I have a few ideas how i can handle the large size of cascades fairly efficiently - first by having the lowest and most frequently accessed levels stored in LDS, and then either relying on their rarity to handle the upper stages, or using some pre-fetch mechanism. 32K is bloody tight though.

Although most of the calculations are simple mul + add and some comparisions, there is also a square root required per window. I can probably move the calculation of that to the ARM side (although then I would pretty much have to move all the scaling there too), depending on how fast the epihany ploughs through the window tests anyway.

I'm still not quite sure how the data flows between host and cu, but the examples should contain enough information to work that out.

fdiv

So I also looked into - and got pretty much distracted by - floating point divide. Something that is required if e.g. calculating the square root. Since the ephiany has neither reciprocal estimate or divide, one must implement it oneself.

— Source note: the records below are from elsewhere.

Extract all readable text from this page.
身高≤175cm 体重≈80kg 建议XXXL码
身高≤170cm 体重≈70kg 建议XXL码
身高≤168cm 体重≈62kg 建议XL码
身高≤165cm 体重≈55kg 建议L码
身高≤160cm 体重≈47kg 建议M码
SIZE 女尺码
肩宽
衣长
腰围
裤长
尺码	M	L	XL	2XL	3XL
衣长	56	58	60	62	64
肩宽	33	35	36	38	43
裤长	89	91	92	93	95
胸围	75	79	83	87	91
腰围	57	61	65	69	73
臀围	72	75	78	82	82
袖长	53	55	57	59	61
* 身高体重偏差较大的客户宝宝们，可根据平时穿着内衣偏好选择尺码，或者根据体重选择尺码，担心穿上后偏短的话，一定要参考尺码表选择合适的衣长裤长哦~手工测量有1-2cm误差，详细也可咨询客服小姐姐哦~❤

I think I managed to implement the Newton-Raphson division mechanism from Wikipedia in about 40 instructions. Unfortunately there are a lot of data-stalls due to the feedback nature of the algorithm (and me not particularly wanting to hand-schedule the bits where there is leeway), but it runs in about 75 clock cycles with no divide by zero or other checks going on. A C implementation of the identical algorithm takes about 123, and using / in C takes about 131 (with -ffast-math, i'm not sure how the ieee error checks differ). Anyway it's not something vj needs that much of, so C would probably suffice. Divide seems to drag in a bit of libc too, whereas a stand-alone is very compact.

Update: not sure if libm was in external memory either actually, i would have to go back and have a look.

Instruction set

So these two little investigations helped expose me to some of the nuances of the instruction set. Such as the lack of a unary NOT - one must use EOR(~0) instead (which takes 3 instructions - 2 to load ~0, and the eor itself). The lack of bit-field instructions is no surprise, although that fact still doesn't make the pain of emulating them any more fun.

The offset addressing modes are nice in that the index is scaled to the data-size, which makes the 3-bit version quite a bit more useful than it might otherwise be.

Not having r15 as the PC has an obviuos side-effect: no direct way to implement PC-relative addressing and position independent code ... although I presume movfs can be used to load the PC to a register, and that can be used instead.